Глядя мимо царя, патриарх поднялся и стал креститься.
– Буди, господи, милость твоя на нас, яко же уповахом на тя!..
3
После обеденной трапезы великий государь хотел пройти в опочивальню, но внезапно явился брат – Дмитрий Иванович, тонкогласый, белолицый, с ухоженной бородой, в прошитом золотой нитью блескучем кафтане и польских сапожках на высоком каблуке, не по возрасту и дородству вздорен и вертляв. Он, видимо, упивался своим превосходством, почитая себя вторым человеком после царя, но к тому же прозорливее и расторопнее его. Поэтому невпопад и в по меху докучал советами. По несчастью, не он один. И младший брат, Иван Иванович, которого в народе за малый рост и въедливость прозвали Пуговкой, не прочь был посуесловить, не стеснялся даже наветов. Однако ни тот, ни другой не прославили себя ничем, кроме непомерной спеси, глупой зависти, преклонения перед иноземным, а также позорных поражений, которыми кончались все их воинские подвиги. Воеводами они были такими, что от них даже кони шарахались.
– С чем пожаловал не к поре? – недовольно спросил брата уже полусонный Василий Иванович.
– Побожусь, в изумление придешь, – наливая в царскую чарку романеи, сказал единокровник.
– Недосуг мне, не томи. Ныне все беды на мою голову.
– О племянничке твоем речь, о князюшке Михаиле, – с настораживающей вкрадчивостью и едкостью, женоподобно кривляясь, пропел Дмитрий Иванович. – Нахваливал ты его: мол, удачлив, и резв, и умен, едина, мол, наша надежа. А сказывали мне, будто стакнулся он со свеями, к коим ты его послал, не ради побиения тушинского вора, а дабы тебя ему с престола сподручней скинути.

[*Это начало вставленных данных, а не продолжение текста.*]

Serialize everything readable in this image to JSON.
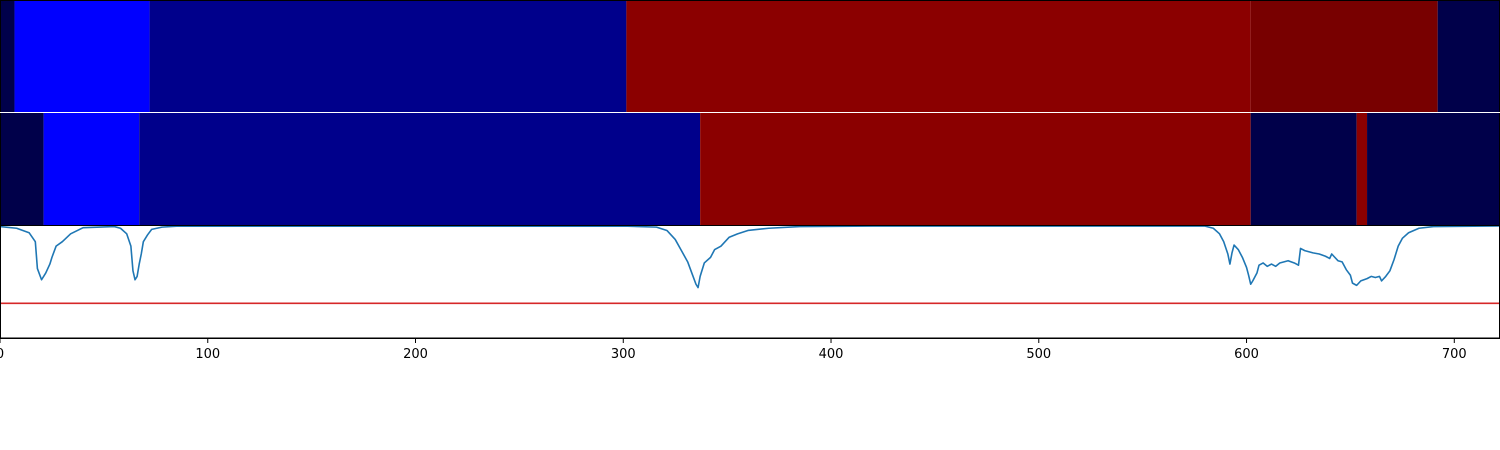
{
  "chart_data": {
    "type": "heatmap",
    "xlim": [
      0,
      722
    ],
    "x_ticks": [
      0,
      100,
      200,
      300,
      400,
      500,
      600,
      700
    ],
    "x_tick_labels": [
      "0",
      "100",
      "200",
      "300",
      "400",
      "500",
      "600",
      "700"
    ],
    "palette": {
      "bright_blue": "#0000ff",
      "dark_blue": "#00008b",
      "navy": "#00004a",
      "dark_red": "#8b0000",
      "maroon": "#780000",
      "line": "#1f77b4",
      "threshold": "#d62728"
    },
    "segment_tracks": [
      {
        "segments": [
          {
            "start": 0,
            "end": 7,
            "color": "navy"
          },
          {
            "start": 7,
            "end": 72,
            "color": "bright_blue"
          },
          {
            "start": 72,
            "end": 301.5,
            "color": "dark_blue"
          },
          {
            "start": 301.5,
            "end": 602,
            "color": "dark_red"
          },
          {
            "start": 602,
            "end": 692,
            "color": "maroon"
          },
          {
            "start": 692,
            "end": 722,
            "color": "navy"
          }
        ]
      },
      {
        "segments": [
          {
            "start": 0,
            "end": 21,
            "color": "navy"
          },
          {
            "start": 21,
            "end": 67,
            "color": "bright_blue"
          },
          {
            "start": 67,
            "end": 337,
            "color": "dark_blue"
          },
          {
            "start": 337,
            "end": 602,
            "color": "dark_red"
          },
          {
            "start": 602,
            "end": 653,
            "color": "navy"
          },
          {
            "start": 653,
            "end": 658,
            "color": "dark_red"
          },
          {
            "start": 658,
            "end": 722,
            "color": "navy"
          }
        ]
      }
    ],
    "line_track": {
      "ylim": [
        0,
        1
      ],
      "threshold": 0.31,
      "points": [
        [
          0,
          0.995
        ],
        [
          8,
          0.98
        ],
        [
          14,
          0.94
        ],
        [
          17,
          0.86
        ],
        [
          18,
          0.62
        ],
        [
          20,
          0.52
        ],
        [
          22,
          0.58
        ],
        [
          24,
          0.66
        ],
        [
          25,
          0.72
        ],
        [
          27,
          0.82
        ],
        [
          30,
          0.86
        ],
        [
          34,
          0.93
        ],
        [
          40,
          0.985
        ],
        [
          55,
          0.995
        ],
        [
          58,
          0.98
        ],
        [
          61,
          0.93
        ],
        [
          63,
          0.82
        ],
        [
          64,
          0.6
        ],
        [
          65,
          0.52
        ],
        [
          66,
          0.55
        ],
        [
          67,
          0.66
        ],
        [
          68,
          0.75
        ],
        [
          69,
          0.86
        ],
        [
          71,
          0.92
        ],
        [
          73,
          0.97
        ],
        [
          78,
          0.99
        ],
        [
          85,
          0.998
        ],
        [
          300,
          0.999
        ],
        [
          316,
          0.99
        ],
        [
          321,
          0.96
        ],
        [
          325,
          0.88
        ],
        [
          328,
          0.78
        ],
        [
          331,
          0.68
        ],
        [
          333,
          0.58
        ],
        [
          335,
          0.48
        ],
        [
          336,
          0.45
        ],
        [
          337,
          0.55
        ],
        [
          339,
          0.67
        ],
        [
          342,
          0.72
        ],
        [
          344,
          0.79
        ],
        [
          347,
          0.82
        ],
        [
          351,
          0.9
        ],
        [
          355,
          0.93
        ],
        [
          360,
          0.96
        ],
        [
          370,
          0.98
        ],
        [
          385,
          0.995
        ],
        [
          420,
          0.999
        ],
        [
          580,
          0.999
        ],
        [
          584,
          0.98
        ],
        [
          587,
          0.93
        ],
        [
          589,
          0.86
        ],
        [
          591,
          0.75
        ],
        [
          592,
          0.66
        ],
        [
          593,
          0.76
        ],
        [
          594,
          0.83
        ],
        [
          596,
          0.79
        ],
        [
          598,
          0.72
        ],
        [
          600,
          0.63
        ],
        [
          601,
          0.56
        ],
        [
          602,
          0.48
        ],
        [
          603,
          0.51
        ],
        [
          605,
          0.58
        ],
        [
          606,
          0.65
        ],
        [
          608,
          0.67
        ],
        [
          610,
          0.64
        ],
        [
          612,
          0.66
        ],
        [
          614,
          0.64
        ],
        [
          616,
          0.67
        ],
        [
          620,
          0.69
        ],
        [
          623,
          0.67
        ],
        [
          625,
          0.65
        ],
        [
          626,
          0.8
        ],
        [
          628,
          0.78
        ],
        [
          632,
          0.76
        ],
        [
          635,
          0.75
        ],
        [
          638,
          0.73
        ],
        [
          640,
          0.71
        ],
        [
          641,
          0.75
        ],
        [
          642,
          0.73
        ],
        [
          644,
          0.69
        ],
        [
          646,
          0.68
        ],
        [
          648,
          0.61
        ],
        [
          650,
          0.56
        ],
        [
          651,
          0.49
        ],
        [
          653,
          0.47
        ],
        [
          655,
          0.51
        ],
        [
          658,
          0.53
        ],
        [
          660,
          0.55
        ],
        [
          662,
          0.54
        ],
        [
          664,
          0.55
        ],
        [
          665,
          0.51
        ],
        [
          667,
          0.55
        ],
        [
          669,
          0.6
        ],
        [
          671,
          0.7
        ],
        [
          673,
          0.82
        ],
        [
          675,
          0.89
        ],
        [
          678,
          0.94
        ],
        [
          683,
          0.98
        ],
        [
          690,
          0.995
        ],
        [
          722,
          1
        ]
      ]
    }
  }
}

И еще доносили, рязанец Прокофий Ляпунов, прежний болотниковский-то потворщик, за раскаяние в думные дворяне тобой возведенный, уже принародно его в цари прочит: вот-де такому молодцу, и царем быти!
– Напраслина, – вяло махнул длинным рукавом царь, – Моей воле Скопин послушен, мне единому прямит.
– А чего ж он в Новгороде-то засел с наемным войском? Не измора ли нашего ждет?
– Про князя Михаилу мне все ведомо, не таков он, чтоб мешкать. Скоро на Москве будет.
– Вот и оно, что на Москве! Ой не оплошати бы с твоим любимцем-князюшкой! Уж я-то тебе ближе…
– Не мнишь ли ты сам соперника в нем? – сверкнул лукавыми глазками царь.
Дмитрий Иванович по-бабьи передернул плечами и вспыхнул, словно и впрямь был уличен в нечистом помысле.
– Тешься, тешься надо мною! – вдруг визгливо и не в меру возбужденно, с обидчивой уязвленностью и чуть ли не со слезами вскричал он. – Я нежли со злым умыслом к тебе? А ты меня равняти с недозрелым ухапцем! Пошто такая немилость?
– Полно, брате, – умиротворил его царь, погладив по руке. – Ступай с богом, не держи на меня обиды. Кто же мне милее-то тебя?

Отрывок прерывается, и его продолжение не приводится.